The objects in Token Factory and how datasets, jobs, checkpoints, and endpoints relate

Token Factory has four objects. Three are things you create directly (datasets, fine-tuning jobs, inference endpoints); one is produced for you (checkpoints). This page describes each and the relationships between them.

Objects

Dataset

A dataset is a named, immutable collection of training examples registered with the platform. The bytes live on shared organization storage; the platform keeps a catalog entry that records the dataset’s name, format, status, and metadata. A dataset has a status that moves from assembling (you are still writing data into it) to ready (sealed and usable by a job). Once sealed, a dataset’s contents do not change.

Datasets are typed by format (for example conversational, instruction, plain text, or pretokenized .jsonl). The format determines what validation runs at ingest and which base models the data is appropriate for. The platform stores the format and any derived metadata (row count, schema type, checksum) but does not reinterpret the bytes after ingest.

Fine-tuning job

A fine-tuning job is a single GPU training run. You give it a base model, a dataset, and a set of hyperparameters; the platform renders a complete training configuration, schedules the job on an appropriate GPU instance, and runs it to completion. A job has a status that reflects the underlying run (pending, running, stopping, stopped, completed, error).

You do not write a training script. The hyperparameters you submit (learning rate, epochs, effective batch size, max sequence length, LoRA rank and alpha) are the entire interface. The platform translates them into the underlying trainer configuration and reports them back to you unchanged on the job view.

Checkpoint

A checkpoint is the output of a successful fine-tuning job: the trained weights plus the metadata needed to serve them. You do not create checkpoints directly. A job produces at most one checkpoint, registered automatically when training finishes. Each checkpoint records which job produced it, so you can trace a served model back to the exact run and hyperparameters that created it.

If a job fails, no usable checkpoint is produced. The job view reflects the failure and the checkpoint field stays empty.

Inference endpoint

An inference endpoint is a persistent deployment that serves a checkpoint over HTTP. It mounts the checkpoint read-only, loads the model, and exposes a stable URL with a health check.
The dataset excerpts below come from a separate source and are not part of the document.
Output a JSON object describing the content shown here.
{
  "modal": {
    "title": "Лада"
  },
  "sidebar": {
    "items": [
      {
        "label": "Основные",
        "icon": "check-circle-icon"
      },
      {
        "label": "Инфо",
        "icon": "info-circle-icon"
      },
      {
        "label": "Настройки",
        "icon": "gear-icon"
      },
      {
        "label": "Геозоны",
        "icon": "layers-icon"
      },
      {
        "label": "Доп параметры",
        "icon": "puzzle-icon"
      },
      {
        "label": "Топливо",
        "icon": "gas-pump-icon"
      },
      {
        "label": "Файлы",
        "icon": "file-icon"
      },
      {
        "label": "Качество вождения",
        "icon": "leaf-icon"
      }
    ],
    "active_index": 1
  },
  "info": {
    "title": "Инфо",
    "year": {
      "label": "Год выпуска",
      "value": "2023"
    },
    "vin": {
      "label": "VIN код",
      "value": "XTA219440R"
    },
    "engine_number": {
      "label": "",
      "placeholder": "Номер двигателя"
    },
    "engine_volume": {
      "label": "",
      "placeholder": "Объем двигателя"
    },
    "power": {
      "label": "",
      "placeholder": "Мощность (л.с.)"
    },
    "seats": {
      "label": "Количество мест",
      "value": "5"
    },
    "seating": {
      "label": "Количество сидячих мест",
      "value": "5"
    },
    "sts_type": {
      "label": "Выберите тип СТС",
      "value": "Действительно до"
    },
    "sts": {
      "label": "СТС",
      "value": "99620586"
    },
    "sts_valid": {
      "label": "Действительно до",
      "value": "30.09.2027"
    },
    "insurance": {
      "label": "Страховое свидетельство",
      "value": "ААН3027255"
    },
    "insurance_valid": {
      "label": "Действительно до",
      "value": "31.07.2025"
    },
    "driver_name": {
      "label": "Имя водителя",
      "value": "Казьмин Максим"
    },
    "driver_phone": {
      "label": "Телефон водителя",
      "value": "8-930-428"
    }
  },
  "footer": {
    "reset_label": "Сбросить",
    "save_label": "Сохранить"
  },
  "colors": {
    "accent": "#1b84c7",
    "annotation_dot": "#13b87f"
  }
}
Unlike a fine-tuning job, an endpoint runs until you stop it.

How they relate

Dataset

feeds→

Fine-tuning job

produces→

Checkpoint

served by→

Inference endpoint

A dataset must be ready (sealed) before a job can use it.
A fine-tuning job reads exactly one dataset and produces at most one checkpoint.
A checkpoint is tied to the job that produced it and can back one or more endpoints.
An inference endpoint reads one checkpoint and keeps reading it while running.

Lineage

Every object carries enough information to reconstruct the chain:

A checkpoint records its producing job.
A job records the dataset it trained on and the hyperparameters it ran with (read back from the rendered configuration, so the numbers you see always match the numbers you submitted).
An endpoint records the checkpoint it serves.

This means that from a running endpoint you can answer “which weights is this serving, from which training run, on which dataset, with which hyperparameters” without keeping a separate record yourself.

Datasets and checkpoints both appear in the artifact registry, which records each artifact’s kind, status, size, producer, and location.

Token Factory artifacts view listing datasets and checkpoints with their kind, status, size, producer, and location

Ownership and visibility

All Token Factory objects are owned by your organization and visible to every member of it. Datasets and checkpoints are read-only to ordinary users: you can list them, inspect them, and mount a dataset into a workspace for analysis, but you cannot overwrite the canonical copy that Token Factory manages. This keeps the catalog trustworthy. The thing you trained on is the thing the record says you trained on.